In a conference call outlining the Naver-Poshmark deal, executives said global consumer-to-consumer (C2C) social commerce is at the heart of their decision, with Poshmark CEO Manish Chandra saying the fashion resale platform was founded to help consumers “turn their closet into a shop and buy and sell, connecting and empowering everyday people to take the journey to entrepreneurship,” adding that “what got us really excited about this partnership is the depth of Naver’s technology … particularly around live selling, search and machine learning/AI.”

Choi Soo-Yeon, CEO of Naver said, “More than 80% of the Poshmark user base are millennials and Gen Zs in North America, and they are by far the number one secondhand C2C fashion and global platform,” adding that “if you look at their business model, it is by unrivaled in the fact that it is a model that brings together very strongly commerce, community and social features. We believe that to be a key strength.”

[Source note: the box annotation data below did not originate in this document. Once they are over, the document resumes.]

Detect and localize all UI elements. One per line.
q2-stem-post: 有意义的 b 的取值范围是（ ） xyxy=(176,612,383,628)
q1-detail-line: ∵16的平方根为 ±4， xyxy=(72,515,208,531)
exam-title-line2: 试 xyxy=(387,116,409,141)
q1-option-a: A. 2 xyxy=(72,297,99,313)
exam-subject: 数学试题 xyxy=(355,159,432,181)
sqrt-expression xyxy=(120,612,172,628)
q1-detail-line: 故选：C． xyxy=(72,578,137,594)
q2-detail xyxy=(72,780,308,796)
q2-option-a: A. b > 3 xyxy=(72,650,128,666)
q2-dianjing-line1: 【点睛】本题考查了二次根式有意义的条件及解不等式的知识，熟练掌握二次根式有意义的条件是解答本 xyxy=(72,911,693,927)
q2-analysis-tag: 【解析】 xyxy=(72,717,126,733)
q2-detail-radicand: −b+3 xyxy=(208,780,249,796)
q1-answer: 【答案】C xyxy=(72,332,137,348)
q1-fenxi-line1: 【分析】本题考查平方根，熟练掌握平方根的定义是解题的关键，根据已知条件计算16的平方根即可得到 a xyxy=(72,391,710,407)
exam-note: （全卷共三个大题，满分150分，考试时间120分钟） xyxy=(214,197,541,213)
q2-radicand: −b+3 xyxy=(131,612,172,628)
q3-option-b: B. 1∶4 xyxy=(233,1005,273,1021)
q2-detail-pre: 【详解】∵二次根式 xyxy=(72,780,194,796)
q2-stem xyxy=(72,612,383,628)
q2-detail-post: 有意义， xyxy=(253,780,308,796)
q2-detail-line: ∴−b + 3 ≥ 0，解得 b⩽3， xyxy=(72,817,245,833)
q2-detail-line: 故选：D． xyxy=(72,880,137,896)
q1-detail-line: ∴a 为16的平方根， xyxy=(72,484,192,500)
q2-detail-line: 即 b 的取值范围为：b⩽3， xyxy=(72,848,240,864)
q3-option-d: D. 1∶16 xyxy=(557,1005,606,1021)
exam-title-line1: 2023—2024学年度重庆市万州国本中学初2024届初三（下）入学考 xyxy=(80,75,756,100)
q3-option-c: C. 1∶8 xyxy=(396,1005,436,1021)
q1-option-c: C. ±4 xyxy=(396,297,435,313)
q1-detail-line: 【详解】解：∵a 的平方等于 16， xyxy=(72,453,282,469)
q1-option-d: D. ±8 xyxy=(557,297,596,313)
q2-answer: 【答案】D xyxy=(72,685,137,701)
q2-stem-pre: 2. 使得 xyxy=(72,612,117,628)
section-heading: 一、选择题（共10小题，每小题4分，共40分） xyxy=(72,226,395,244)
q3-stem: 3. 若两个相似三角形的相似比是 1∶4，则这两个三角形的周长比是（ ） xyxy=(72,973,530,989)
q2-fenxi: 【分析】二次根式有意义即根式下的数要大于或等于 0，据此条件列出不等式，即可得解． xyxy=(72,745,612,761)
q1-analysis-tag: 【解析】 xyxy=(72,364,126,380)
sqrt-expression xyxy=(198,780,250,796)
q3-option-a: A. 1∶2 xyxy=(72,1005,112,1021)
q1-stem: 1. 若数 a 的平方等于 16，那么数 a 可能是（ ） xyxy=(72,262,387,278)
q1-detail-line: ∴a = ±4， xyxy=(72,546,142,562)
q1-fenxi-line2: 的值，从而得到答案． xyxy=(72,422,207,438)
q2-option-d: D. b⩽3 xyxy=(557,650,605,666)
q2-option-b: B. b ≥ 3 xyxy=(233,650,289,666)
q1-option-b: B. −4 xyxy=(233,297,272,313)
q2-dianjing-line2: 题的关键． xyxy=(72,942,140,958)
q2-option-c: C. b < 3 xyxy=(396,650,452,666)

See also: South Korea’s Naver to Buy Poshmark in Bid to Boost eCommerce

In a Monday (Oct. 3) column, PYMNTS’ Karen Webster provides historical context around innovations powering ongoing growth of platforms, noting that deals like the Poshmark-Naver union and organic innovation for efficiency and scale are key drivers, now as before.

Citing a litany of such developments in ecommerce and the connected economy since 2014, Webster used Uber’s example from ridesharing to logistics platform, saying “business model innovations are powerful, sticky and as important as the technology that powers them — and they make it possible for competitors to traditional players to enter at scale and disrupt.”

Read: What 2014 Teaches Us About the Future of Payments and the Digital Economy

It’s a trend that been building as resale seeks its level and other players utilize the concept as part of a wider growth strategy. In 2020, Walmart partnered with resale marketplace thredUP.

That announcement noted, “We know that customers, especially millennials, are interested in shopping resale clothing. In fact, according to thredUP’s 2020 Annual Resale Report, 70% of consumers have bought or are now willing to buy secondhand. This partnership is our latest move to establish Walmart.com as a destination for fashion and offer customers the pre-owned items they might be looking for.”

Other such deals have seen tie-ups between Saks Off 5th and Rent the Runway.

See also: Saks Off 5th, Rent the Runway Team on Pre-Owned Fashion Offering

The ‘Pre-Loved’ Sector Experiments

The stage was set for this kind of tie-up in the hot but crowded fashion resale sector with Etsy’s July 2021 acquisition of peer-to-peer social commerce site Depop for $1.6 billion.

Noting similar dynamics to Naver’s Poshmark buy, Etsy CEO Josh Silverman said at the time, “We believe Depop to be the resale home for Gen Z consumers with a unique offering and highly-engaged user base.” Shifts in demographic buying power are crucial in both cases.

On Tuesday (Oct. 4), the trend took a new turn with charity Goodwill launching GoodwillFinds, described in a press release as a “secondhand marketplace to fund community-based programs across the U.S.”

Per that announcement, as of Oct. 3, “shoppers on GoodwillFinds.com can browse an initial curated selection of hundreds of thousands of unique items, showcasing a wide variety of secondhand women’s, men’s and kid’s clothing, books, specialty and collector’s items, home decor and more. Net proceeds from purchases will flow directly back to the region the item was sourced from, deepening the rich social service programs the organization provides to local neighborhoods across the country.”

See also: Luxury Brands Take Second Look at Secondhand Sales

Steve Preston, CEO of Goodwill Industries International, said GoodwillFinds furthers the charity’s mission “through a modern online shopping experience – backed by a century-old philosophy – to harness resale with purpose. This is an exciting inflection point for the organization, as GoodwillFinds expands the thrifting alternatives to existing supporters and brand new visitors.”

The fashion resale and reCommerce space has been struggling for profitability, with marquee players like The RealReal focusing on cost cutting and higher-margin merchandise to build profitability instead of transaction volume, as PYMNTS reported in August.